Salario mínimo y vivienda VIS–VIP: un efecto que no estamos midiendo bien
En Colombia se suele celebrar el aumento del salario mínimo como una mejora automática en la calidad de vida. Pero en vivienda VIS y VIP ocurre algo distinto: el salario mínimo también encarece el acceso.
El precio máximo de la vivienda VIS (hasta 150 SMMLV) y VIP (hasta 90 SMMLV) está indexado al salario mínimo. Cada aumento se traslada de inmediato al valor de la vivienda, elevando la cuota inicial y el crédito requerido, aunque los ingresos reales de los hogares no crezcan al mismo ritmo.
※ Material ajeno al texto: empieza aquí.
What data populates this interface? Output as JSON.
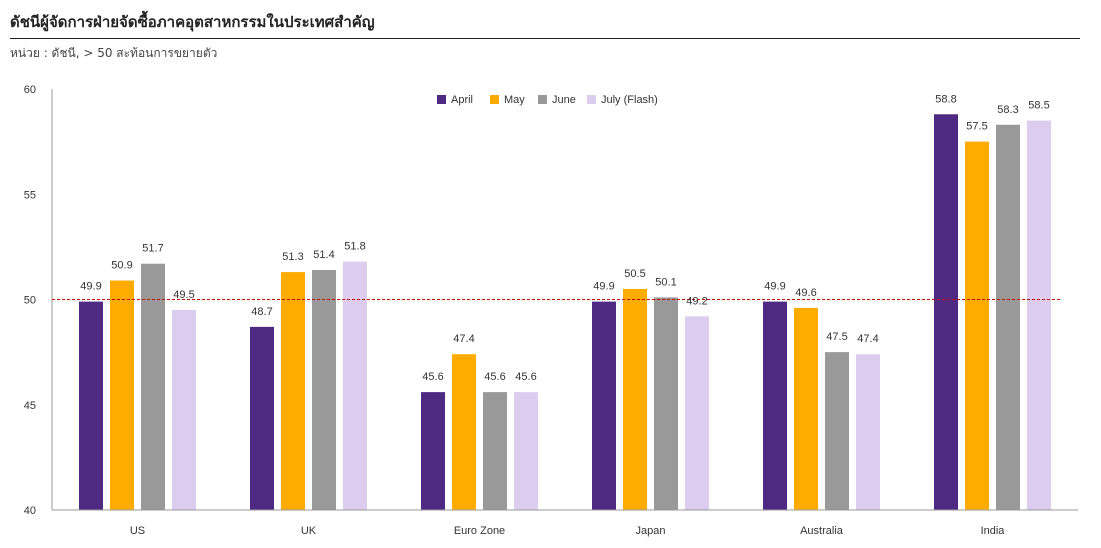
{
  "title": "ดัชนีผู้จัดการฝ่ายจัดซื้อภาคอุตสาหกรรมในประเทศสำคัญ",
  "subtitle": "หน่วย : ดัชนี, > 50 สะท้อนการขยายตัว",
  "chart_data": {
    "type": "bar",
    "categories": [
      "US",
      "UK",
      "Euro Zone",
      "Japan",
      "Australia",
      "India"
    ],
    "series": [
      {
        "name": "April",
        "color": "#4f2a82",
        "values": [
          49.9,
          48.7,
          45.6,
          49.9,
          49.9,
          58.8
        ]
      },
      {
        "name": "May",
        "color": "#ffab00",
        "values": [
          50.9,
          51.3,
          47.4,
          50.5,
          49.6,
          57.5
        ]
      },
      {
        "name": "June",
        "color": "#999999",
        "values": [
          51.7,
          51.4,
          45.6,
          50.1,
          47.5,
          58.3
        ]
      },
      {
        "name": "July (Flash)",
        "color": "#dccdee",
        "values": [
          49.5,
          51.8,
          45.6,
          49.2,
          47.4,
          58.5
        ]
      }
    ],
    "yticks": [
      "40",
      "45",
      "50",
      "55",
      "60"
    ],
    "ylim": [
      40,
      60
    ],
    "reference_line": {
      "y": 50,
      "color": "#cc0000",
      "style": "dashed"
    },
    "legend_position": "top-center",
    "grid": false
  }
}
En territorios como el Huila, esto genera un problema recurrente: familias con subsidio y requisitos cumplidos que no logran el cierre financiero. Los subsidios, que suelen estar entre 20 y 30 SMMLV, pierden capacidad frente al aumento simultáneo del precio de la vivienda.
Además, el salario mínimo también incrementa los costos de construcción, reduce la viabilidad de proyectos VIP y amplía la brecha entre subsidios y precios, especialmente en municipios intermedios con suelo escaso e ingresos bajos.
El debate no debería centrarse solo en cuánto sube el salario mínimo, sino en cómo su indexación afecta políticas públicas clave. Si no se revisa este diseño, seguiremos encareciendo la vivienda social y debilitando el acceso efectivo a una vivienda digna.